WASHINGTON, D.C. — A Jan. 28 decision by the U.S. Court of Appeals in Washington reversed a 2017 ruling by the National Labor Relations Board ordering a Pittsburgh Catholic university to bargain with its adjunct faculty group.
The Association of Catholic Colleges and Universities applauded the decision in Duquesne University of the Holy Spirit v. National Labor Relations Board.
“For us, this has always been a case about how the government decides to recognize our designation as faith-based institutions,” the association said.
It also noted that when the NLRB addressed unionizing on Catholic college campuses, “it chose to limit the designation of ‘Catholic’ strictly to the work that is done by professors teaching religion or other narrow corners of our institutions to be decided, institution-by-institution, by the NLRB itself.”
The ACCU said it was pleased the appeals court affirmed the ruling of the Supreme Court in its 1979 case NRLB v. Catholic Bishop of Chicago. In that decision the court rejected the labor group’s attempt to expand its reach to include religious institutions, stressing that problems can arise when a government office tries to determine if certain activities are religious or not.
The case that was before the appeals court goes back to 2012 when some of the adjunct faculty members at Duquesne University in Pittsburgh sought to unionize. The United Steel, Paper and Forestry, Rubber, Manufacturing, Allied-Industrial and Service Workers International Union and AFL-CIO-CLC petitioned the NLRB to certify it as the exclusive bargaining representative for the adjunct faculty at the university.

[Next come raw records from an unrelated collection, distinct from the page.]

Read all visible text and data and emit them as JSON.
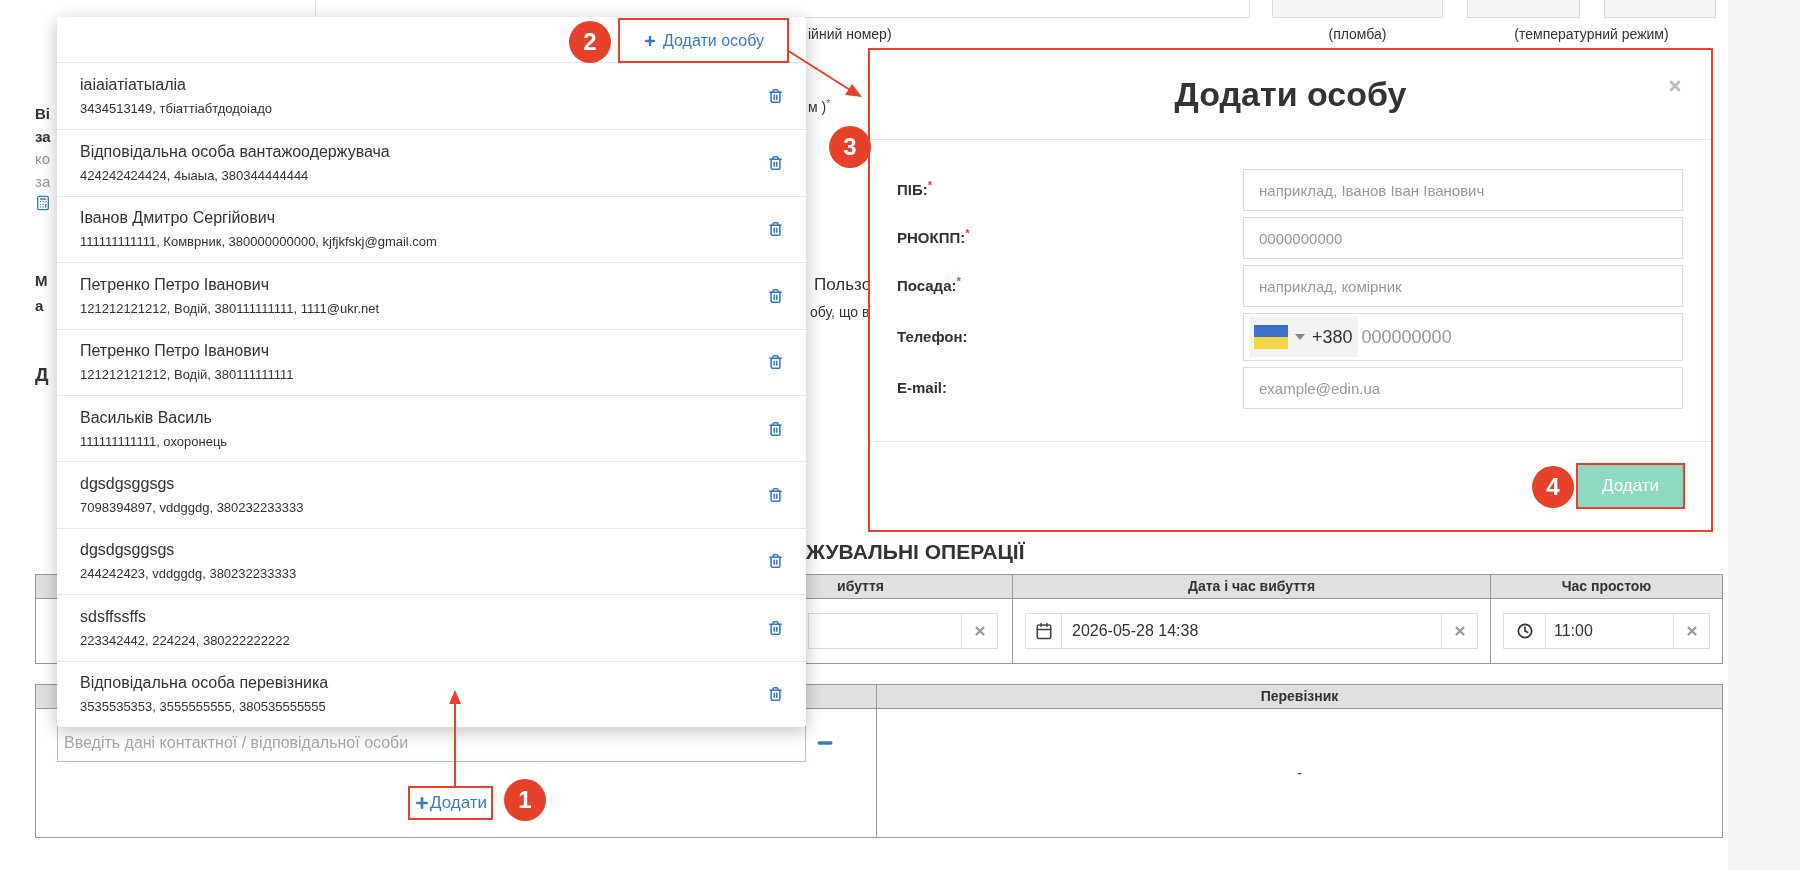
{
  "top_labels": [
    "ійний номер)",
    "(пломба)",
    "(температурний режим)"
  ],
  "left_fragments": [
    {
      "kind": "label",
      "text": "Ві"
    },
    {
      "kind": "label",
      "text": "за"
    },
    {
      "kind": "hint",
      "text": "ко"
    },
    {
      "kind": "hint",
      "text": "за"
    },
    {
      "kind": "label",
      "text": "М"
    },
    {
      "kind": "label",
      "text": "а"
    },
    {
      "kind": "heading",
      "text": "Д"
    }
  ],
  "side_fragments": [
    "м )$^{*}$",
    "Пользо",
    "обу, що в"
  ],
  "section_heading": "ЖУВАЛЬНІ ОПЕРАЦІЇ",
  "times_table": {
    "columns": [
      "ибуття",
      "Дата і час вибуття",
      "Час простою"
    ],
    "departure": "2026-05-28 14:38",
    "idle_time": "11:00"
  },
  "contacts_table": {
    "columns": [
      "Перевізник"
    ],
    "contact_input": {
      "placeholder": "Введіть дані контактної / відповідальної особи"
    },
    "add_button": "Додати",
    "carrier_value": "-"
  },
  "person_dropdown": {
    "add_button": "Додати особу",
    "items": [
      {
        "name": "iaiaiатiатыaлia",
        "details": "3434513149, тбiаттiабтдодоiадо"
      },
      {
        "name": "Відповідальна особа вантажоодержувача",
        "details": "424242424424, 4ыаыа, 380344444444"
      },
      {
        "name": "Іванов Дмитро Сергійович",
        "details": "111111111111, Комврник, 380000000000, kjfjkfskj@gmail.com"
      },
      {
        "name": "Петренко Петро Іванович",
        "details": "121212121212, Водій, 380111111111, 1111@ukr.net"
      },
      {
        "name": "Петренко Петро Іванович",
        "details": "121212121212, Водій, 380111111111"
      },
      {
        "name": "Васильків Василь",
        "details": "111111111111, охоронець"
      },
      {
        "name": "dgsdgsggsgs",
        "details": "7098394897, vddggdg, 380232233333"
      },
      {
        "name": "dgsdgsggsgs",
        "details": "244242423, vddggdg, 380232233333"
      },
      {
        "name": "sdsffssffs",
        "details": "223342442, 224224, 380222222222"
      },
      {
        "name": "Відповідальна особа перевізника",
        "details": "3535535353, 3555555555, 380535555555"
      }
    ]
  },
  "modal": {
    "title": "Додати особу",
    "fields": [
      {
        "kind": "text",
        "label": "ПІБ:$^{*}$",
        "placeholder": "наприклад, Іванов Іван Іванович"
      },
      {
        "kind": "text",
        "label": "РНОКПП:$^{*}$",
        "placeholder": "0000000000"
      },
      {
        "kind": "text",
        "label": "Посада:$^{*}$",
        "placeholder": "наприклад, комірник"
      },
      {
        "kind": "phone",
        "label": "Телефон:",
        "country_code": "+380",
        "placeholder": "000000000"
      },
      {
        "kind": "text",
        "label": "E-mail:",
        "placeholder": "example@edin.ua"
      }
    ],
    "submit": "Додати"
  },
  "callouts": [
    "1",
    "2",
    "3",
    "4"
  ]
}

And in 2017 the NLRB ordered the school to bargain with a union representing the school’s adjunct faculty. Duquesne petitioned for a review saying the school’s religious mission placed it beyond the board’s jurisdiction, which the appeals court agreed it did.
The university argued in December 2018 that the National Labor Relations Act, when read in light of the religious freedom clause of the First Amendment, does not authorize the labor board to exercise jurisdiction in this matter.
The federal appeals court not only sided with the university in this case, but it also noted that the terms of employment of adjunct faculty members are note “necessarily equivalent to the permanent faculty.”
The ACCU statement stressed that it has “consistently noted that unions have been welcomed on a number of our Catholic campuses. Our point is more fundamental: Empowering government offices to decide which components of a university are faith-based is simply the wrong way to protect faculty.”